Das neue Album „Ruins“ entstand bereits 2011 in Aljezur, Portugal, in einer Residenz, die von Galeria Zé dos Bois eingerichtet wurde. Liz Harris hat dort alles bis auf den letzten Song aufgenommen, dieser entstand 2004 bei ihrer Mutter. „Iʼm still surprised by what I wound up with. It was the first time Iʼd sat still for a few years; processed a lot of political anger and emotional garbage. Recorded pretty simply, with a portable 4-track ,Sony stereo mic and an upright piano. When I wasnʼt recording songs I was hiking several miles to the beach. The path wound through the ruins of several old estates and a small village.“
Es ist daher auch eine Überraschung, dass Harris ihren Sound und ihre Herangehensweise auf „Ruins“ komplett dekonstruiert. In letzter Zeit tauchte Harris für jede neue Veröffentlichung in ihre jüngste Vergangenheit ein. „The Man Who Died In His Boat“ sammelte Outtakes aus denselben Sessions, die auch „Dragging A Dead Deer“ enthielten – aber als eigenständiges Album wunderbar zusammengehörten. „Ruins“ ist eines dieser Alben, das so klingt, als wäre es einfach und erschwinglich gemacht worden – aber es ist auch die Art von Album, zu der nur sehr wenige Künstler den Mut oder die Kühnheit aufbringen würden.

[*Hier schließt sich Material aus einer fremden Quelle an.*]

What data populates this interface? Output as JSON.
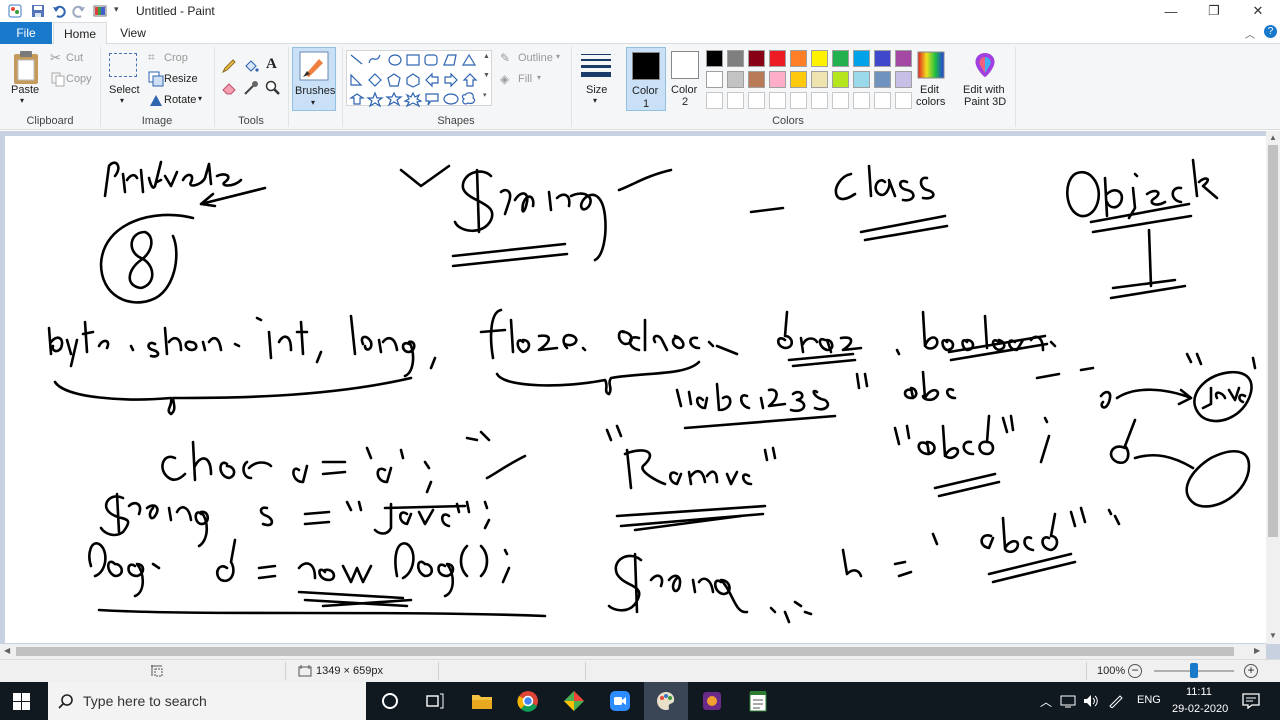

Es ist auf die nackten Knochen reduziert und klingt verletzlich und rein. Während Harris oft Effekte, weißes Rauschen und Rückkopplungen verwendet hat, um die Menschlichkeit ihrer Musik zu überwältigen, ist sie hier bloßgestellt und schmucklos. Nur „Made of Air“, das 11-minütige Finale des Albums, weist eine wirkliche Ähnlichkeit mit Harris‘ Ambient-Drone-Arbeit auf und wurde vor einem ganzen Jahrzehnt geschrieben und aufgenommen, sieben Jahre vor dem Rest des Albums. „Made of Air“, führt uns tiefer in die Vergangenheit von Grouper und beendet das Album mit einer Erinnerung daran, woher Grouper gekommen ist und wohin sie möglicherweise noch gehen muss.
„Ruins“ ist etwas ganz Neues im Grouper-Katalog, denn während Harris’ Songs oft wie Artefakte aus einer anderen Zeit klingen, an die man sich durch Träume erinnert, ist dies das erste Mal, dass Harris Interesse daran zeigt, die Ruinen ihrer eigenen Vergangenheit explizit zu untersuchen. Es ist sowohl eine faszinierende neue Richtung als auch eine herzzerreißende Erinnerung an eine Zeit, die jetzt in die Vergangenheit absinkt.